South shares wonderful details of the ripple effects of her life-changing choice, including her humiliation over failing her seamanship midterm (and her determination to subsequently pass it) and her joy as she and her first mate John (a seamanship school buddy who is her polar opposite in every possible way) attempt to navigate Bossanova along the Atlantic coast from Florida to Sag Harbor, New York. During one rough sea encounter she is anxious for her two Jack Russell terriers who aren’t wearing life vests, though she and John are not wearing them either. South also writes about a love affair with Lars, a boat captain, which she says was unexpected given that she had lived as a lesbian for the last 20 years.

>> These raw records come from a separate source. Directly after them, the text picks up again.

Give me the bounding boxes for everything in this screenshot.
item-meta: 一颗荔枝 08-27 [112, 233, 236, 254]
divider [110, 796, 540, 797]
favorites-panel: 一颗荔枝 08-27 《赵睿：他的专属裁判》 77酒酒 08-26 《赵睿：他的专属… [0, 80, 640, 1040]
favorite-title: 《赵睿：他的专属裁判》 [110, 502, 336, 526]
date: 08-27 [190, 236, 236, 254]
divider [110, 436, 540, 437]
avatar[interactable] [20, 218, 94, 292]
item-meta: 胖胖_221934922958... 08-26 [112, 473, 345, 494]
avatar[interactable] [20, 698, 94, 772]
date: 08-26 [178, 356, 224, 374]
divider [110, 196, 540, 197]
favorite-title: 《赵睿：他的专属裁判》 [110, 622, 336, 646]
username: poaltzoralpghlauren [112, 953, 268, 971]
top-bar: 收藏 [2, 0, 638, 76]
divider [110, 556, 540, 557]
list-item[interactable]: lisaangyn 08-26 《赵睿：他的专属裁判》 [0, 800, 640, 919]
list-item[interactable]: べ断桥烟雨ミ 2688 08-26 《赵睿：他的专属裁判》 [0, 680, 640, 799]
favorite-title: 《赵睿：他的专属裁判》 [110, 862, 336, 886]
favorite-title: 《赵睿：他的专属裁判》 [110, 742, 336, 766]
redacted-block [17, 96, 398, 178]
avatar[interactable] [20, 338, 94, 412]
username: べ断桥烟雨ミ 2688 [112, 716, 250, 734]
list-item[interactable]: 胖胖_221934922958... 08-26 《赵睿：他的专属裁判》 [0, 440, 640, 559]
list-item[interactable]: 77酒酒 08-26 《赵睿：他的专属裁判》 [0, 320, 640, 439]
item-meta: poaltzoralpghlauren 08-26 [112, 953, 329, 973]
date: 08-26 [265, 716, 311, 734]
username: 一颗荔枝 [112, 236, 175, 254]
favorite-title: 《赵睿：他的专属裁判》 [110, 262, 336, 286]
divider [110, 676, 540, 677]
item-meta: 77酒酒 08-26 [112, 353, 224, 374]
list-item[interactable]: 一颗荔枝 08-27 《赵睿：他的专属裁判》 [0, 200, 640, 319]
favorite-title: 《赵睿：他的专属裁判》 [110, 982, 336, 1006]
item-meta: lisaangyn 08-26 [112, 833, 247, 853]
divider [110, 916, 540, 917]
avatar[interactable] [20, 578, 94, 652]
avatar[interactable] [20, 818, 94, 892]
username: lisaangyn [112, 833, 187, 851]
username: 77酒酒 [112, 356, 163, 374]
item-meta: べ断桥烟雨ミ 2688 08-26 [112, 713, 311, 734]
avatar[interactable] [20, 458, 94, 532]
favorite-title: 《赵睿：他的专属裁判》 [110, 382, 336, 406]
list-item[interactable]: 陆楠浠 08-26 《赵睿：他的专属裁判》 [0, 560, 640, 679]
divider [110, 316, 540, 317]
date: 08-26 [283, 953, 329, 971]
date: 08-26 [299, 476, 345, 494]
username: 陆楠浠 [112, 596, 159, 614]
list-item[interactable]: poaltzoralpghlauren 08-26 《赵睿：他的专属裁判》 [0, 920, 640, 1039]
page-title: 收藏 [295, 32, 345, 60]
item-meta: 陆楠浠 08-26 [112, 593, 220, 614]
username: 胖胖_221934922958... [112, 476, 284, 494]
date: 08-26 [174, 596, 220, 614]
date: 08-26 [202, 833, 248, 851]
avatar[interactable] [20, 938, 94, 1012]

South’s book is a terrific, breezy, entertaining read. It’s easy to understand why she was such a successful editor she brings those same skills to her writing as she subtly compares her time on the water as a metaphor for navigating life’s challenges as we age and the choices we make to survive, thrive and flourish. The Cure for Anything Is Salt Water is in some ways similar to Frances Mayes’ Under the Tuscan Sun: Both authors, at crossroads in their lives, stepped outside their comfort zones, took chances and became happier and more complete for that road or, in the case of South, waterway taken.

Alas, Susan Rucci suffers from seasickness; her cure for her own midlife crisis will have to be found on land.